Need to streamline legal system for prompt dispute resolution: Gowda
Ruing the huge expenditure that the government has to incur on international arbitration cases, Law Minister DV Sadananda Gowda on Tuesday stressed on the need for streamlining India’s legal and judicial system for speedy resolution of commercial disputes.
He added that the government would have to evolve new principles and lay down new norms to deal with the problems that emerge in a highly-industrialised economy.
The minister hoped that amendments in the Arbitration Act and passage of a law to establish commercial benches in High Courts would help improve India’s ease-of-doing-business ranking.
At a conference on the ‘Effects and Implications of Recent Alternative Dispute Resolution and Commercial Courts Laws’, organised by an industry body, Gowda said that delay in legal procedures and want of timely disposal of investment-related cases lead to international arbitration, which involves “huge expenditure” out of the state exchequer.
“Hence, streamlining our legal and judicial system to ensure speedy resolution of commercial disputes is the need and a necessary requirement,” he said.
Gowda hoped that recent amendments to the arbitration law and creation of commercial benches in High Courts would help solve the problem.
Amendments to the arbitration law and the new statute on commercial benches came into force in December last year.
Law is a “living organ” and “has to grow” to satisfy the needs of a fast-changing society and to keep it abreast of the economic developments taking place in the country, he said.
“As new situations arise, the law has to evolve in order to meet the challenges of such new situations. The law cannot afford to remain static.

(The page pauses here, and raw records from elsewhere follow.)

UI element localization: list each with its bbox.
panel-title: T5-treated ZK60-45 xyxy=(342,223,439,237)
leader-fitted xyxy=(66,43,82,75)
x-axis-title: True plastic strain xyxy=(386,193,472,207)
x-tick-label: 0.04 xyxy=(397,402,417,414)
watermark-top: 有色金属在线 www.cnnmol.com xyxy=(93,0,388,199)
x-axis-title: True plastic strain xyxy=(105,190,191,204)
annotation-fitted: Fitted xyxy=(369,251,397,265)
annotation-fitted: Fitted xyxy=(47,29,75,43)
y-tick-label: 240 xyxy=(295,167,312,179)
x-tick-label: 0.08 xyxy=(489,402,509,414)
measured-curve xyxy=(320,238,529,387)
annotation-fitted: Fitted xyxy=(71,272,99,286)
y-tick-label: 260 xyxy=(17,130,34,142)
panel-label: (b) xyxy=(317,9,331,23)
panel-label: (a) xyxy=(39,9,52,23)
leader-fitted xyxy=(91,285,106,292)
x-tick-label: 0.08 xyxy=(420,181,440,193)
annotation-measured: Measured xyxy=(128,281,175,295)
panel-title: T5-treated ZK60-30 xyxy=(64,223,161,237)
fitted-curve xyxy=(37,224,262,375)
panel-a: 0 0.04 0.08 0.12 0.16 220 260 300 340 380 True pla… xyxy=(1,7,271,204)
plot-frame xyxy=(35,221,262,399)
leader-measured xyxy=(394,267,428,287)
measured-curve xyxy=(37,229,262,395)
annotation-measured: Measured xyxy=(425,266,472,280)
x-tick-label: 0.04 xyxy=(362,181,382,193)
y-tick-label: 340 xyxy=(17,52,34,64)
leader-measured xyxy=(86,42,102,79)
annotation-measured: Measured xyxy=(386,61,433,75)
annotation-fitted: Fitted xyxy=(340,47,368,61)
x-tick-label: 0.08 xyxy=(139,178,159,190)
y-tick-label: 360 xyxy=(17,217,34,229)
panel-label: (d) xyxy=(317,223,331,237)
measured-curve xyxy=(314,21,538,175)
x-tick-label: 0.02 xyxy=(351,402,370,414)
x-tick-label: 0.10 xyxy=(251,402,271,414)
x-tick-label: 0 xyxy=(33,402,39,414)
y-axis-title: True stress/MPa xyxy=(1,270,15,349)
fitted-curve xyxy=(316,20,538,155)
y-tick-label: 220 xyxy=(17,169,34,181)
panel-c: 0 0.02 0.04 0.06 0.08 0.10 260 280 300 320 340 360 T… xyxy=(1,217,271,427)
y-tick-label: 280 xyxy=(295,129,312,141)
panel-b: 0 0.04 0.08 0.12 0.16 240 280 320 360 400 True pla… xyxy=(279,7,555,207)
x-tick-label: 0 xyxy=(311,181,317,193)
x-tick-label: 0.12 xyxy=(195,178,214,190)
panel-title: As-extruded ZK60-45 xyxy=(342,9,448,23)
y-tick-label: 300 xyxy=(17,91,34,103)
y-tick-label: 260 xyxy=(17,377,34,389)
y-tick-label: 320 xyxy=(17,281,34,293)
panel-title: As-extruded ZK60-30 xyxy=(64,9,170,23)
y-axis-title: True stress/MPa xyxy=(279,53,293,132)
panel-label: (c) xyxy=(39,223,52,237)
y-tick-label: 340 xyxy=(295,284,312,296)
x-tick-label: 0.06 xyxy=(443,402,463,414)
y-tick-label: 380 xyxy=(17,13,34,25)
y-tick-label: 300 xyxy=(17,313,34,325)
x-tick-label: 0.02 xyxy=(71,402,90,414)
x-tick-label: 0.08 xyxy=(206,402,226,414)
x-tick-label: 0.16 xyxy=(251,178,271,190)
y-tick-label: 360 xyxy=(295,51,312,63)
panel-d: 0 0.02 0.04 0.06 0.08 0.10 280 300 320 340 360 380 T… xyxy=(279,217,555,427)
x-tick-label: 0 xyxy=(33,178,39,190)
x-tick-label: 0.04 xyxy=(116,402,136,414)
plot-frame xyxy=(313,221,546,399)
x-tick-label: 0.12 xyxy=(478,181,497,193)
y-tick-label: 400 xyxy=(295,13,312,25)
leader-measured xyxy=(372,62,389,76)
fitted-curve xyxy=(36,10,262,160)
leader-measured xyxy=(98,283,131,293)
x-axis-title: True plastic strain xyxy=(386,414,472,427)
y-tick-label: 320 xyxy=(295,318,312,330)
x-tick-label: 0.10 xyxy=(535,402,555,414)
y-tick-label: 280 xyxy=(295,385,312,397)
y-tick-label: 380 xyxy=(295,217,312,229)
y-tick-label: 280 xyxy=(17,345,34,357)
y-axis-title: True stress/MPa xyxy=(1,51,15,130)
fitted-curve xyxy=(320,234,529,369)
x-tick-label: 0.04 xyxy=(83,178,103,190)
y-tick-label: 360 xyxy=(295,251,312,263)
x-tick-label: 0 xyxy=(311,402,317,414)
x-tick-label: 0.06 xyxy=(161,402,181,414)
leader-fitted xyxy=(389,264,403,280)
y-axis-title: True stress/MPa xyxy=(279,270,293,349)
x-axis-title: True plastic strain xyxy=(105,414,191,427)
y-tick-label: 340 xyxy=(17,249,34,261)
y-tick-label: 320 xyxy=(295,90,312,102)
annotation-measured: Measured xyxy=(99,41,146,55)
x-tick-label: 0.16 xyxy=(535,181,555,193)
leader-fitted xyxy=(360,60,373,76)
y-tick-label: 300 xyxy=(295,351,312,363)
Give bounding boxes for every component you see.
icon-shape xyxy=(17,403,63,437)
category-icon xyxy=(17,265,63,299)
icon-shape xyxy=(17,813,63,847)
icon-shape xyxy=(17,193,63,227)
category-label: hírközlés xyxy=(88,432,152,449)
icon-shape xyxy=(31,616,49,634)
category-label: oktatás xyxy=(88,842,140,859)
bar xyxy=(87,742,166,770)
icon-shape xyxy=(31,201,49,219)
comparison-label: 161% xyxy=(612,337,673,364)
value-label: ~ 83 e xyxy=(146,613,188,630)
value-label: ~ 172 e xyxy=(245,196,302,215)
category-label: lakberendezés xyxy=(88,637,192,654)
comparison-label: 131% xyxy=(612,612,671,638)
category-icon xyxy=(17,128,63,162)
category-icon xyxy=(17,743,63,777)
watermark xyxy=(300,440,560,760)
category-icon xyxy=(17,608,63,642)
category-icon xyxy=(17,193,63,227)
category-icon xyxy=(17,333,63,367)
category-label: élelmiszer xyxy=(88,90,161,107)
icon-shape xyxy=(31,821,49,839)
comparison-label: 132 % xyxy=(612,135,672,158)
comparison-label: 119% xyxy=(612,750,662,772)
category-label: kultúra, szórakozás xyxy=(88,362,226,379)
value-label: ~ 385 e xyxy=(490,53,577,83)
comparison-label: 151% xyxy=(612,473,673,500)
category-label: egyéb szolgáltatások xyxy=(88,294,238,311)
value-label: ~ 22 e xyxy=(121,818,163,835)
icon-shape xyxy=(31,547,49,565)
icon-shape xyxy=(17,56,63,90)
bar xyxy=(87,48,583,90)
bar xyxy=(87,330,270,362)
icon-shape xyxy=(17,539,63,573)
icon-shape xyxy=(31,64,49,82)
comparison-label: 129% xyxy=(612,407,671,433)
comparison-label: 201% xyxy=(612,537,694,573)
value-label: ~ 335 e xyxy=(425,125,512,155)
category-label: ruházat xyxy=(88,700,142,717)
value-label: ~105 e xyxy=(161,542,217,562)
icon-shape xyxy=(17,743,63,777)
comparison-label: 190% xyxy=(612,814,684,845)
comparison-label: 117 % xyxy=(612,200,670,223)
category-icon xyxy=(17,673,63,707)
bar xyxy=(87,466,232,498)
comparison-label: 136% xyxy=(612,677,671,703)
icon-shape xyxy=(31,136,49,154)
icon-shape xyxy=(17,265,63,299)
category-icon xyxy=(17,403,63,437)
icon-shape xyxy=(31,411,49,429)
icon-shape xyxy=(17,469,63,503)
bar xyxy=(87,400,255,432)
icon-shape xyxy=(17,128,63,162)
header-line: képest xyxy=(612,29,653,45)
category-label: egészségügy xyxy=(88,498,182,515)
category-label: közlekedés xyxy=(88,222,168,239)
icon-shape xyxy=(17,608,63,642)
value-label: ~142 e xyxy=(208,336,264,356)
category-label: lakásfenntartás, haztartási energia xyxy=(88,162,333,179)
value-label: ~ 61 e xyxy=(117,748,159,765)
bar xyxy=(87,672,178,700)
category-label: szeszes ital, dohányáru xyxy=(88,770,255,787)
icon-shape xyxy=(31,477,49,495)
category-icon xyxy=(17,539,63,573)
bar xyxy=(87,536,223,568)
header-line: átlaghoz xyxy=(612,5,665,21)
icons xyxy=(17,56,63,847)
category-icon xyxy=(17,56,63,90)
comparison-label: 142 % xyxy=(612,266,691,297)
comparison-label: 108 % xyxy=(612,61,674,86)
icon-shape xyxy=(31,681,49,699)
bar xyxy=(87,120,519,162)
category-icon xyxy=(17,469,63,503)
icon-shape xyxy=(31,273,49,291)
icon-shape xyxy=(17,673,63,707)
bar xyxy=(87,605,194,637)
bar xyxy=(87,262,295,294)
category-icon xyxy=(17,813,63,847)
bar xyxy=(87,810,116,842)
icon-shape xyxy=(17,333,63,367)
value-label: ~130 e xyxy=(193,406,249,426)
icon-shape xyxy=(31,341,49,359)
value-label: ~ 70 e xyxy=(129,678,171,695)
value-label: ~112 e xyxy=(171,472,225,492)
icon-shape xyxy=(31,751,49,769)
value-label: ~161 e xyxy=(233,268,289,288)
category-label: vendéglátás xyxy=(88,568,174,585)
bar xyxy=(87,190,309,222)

We have to evolve new principles and lay down new norms, which would adequately deal with the problems which arise in a highly-industrialised economy,” he said, quoting a Supreme Court judgment.
Former Law Minister HR Bhardwaj, who was also present, credited the then PM Manmohan Singh for pushing for the sorting of commercial disputes through out-of-court settlements using the alternative dispute resolution mechanism.
“But nobody wants to settle arbitration cases... judges (retired judges who preside as arbitrators) also prolong proceedings,” he lamented.
He supported the idea of having a separate Bar to deal with commercial cases.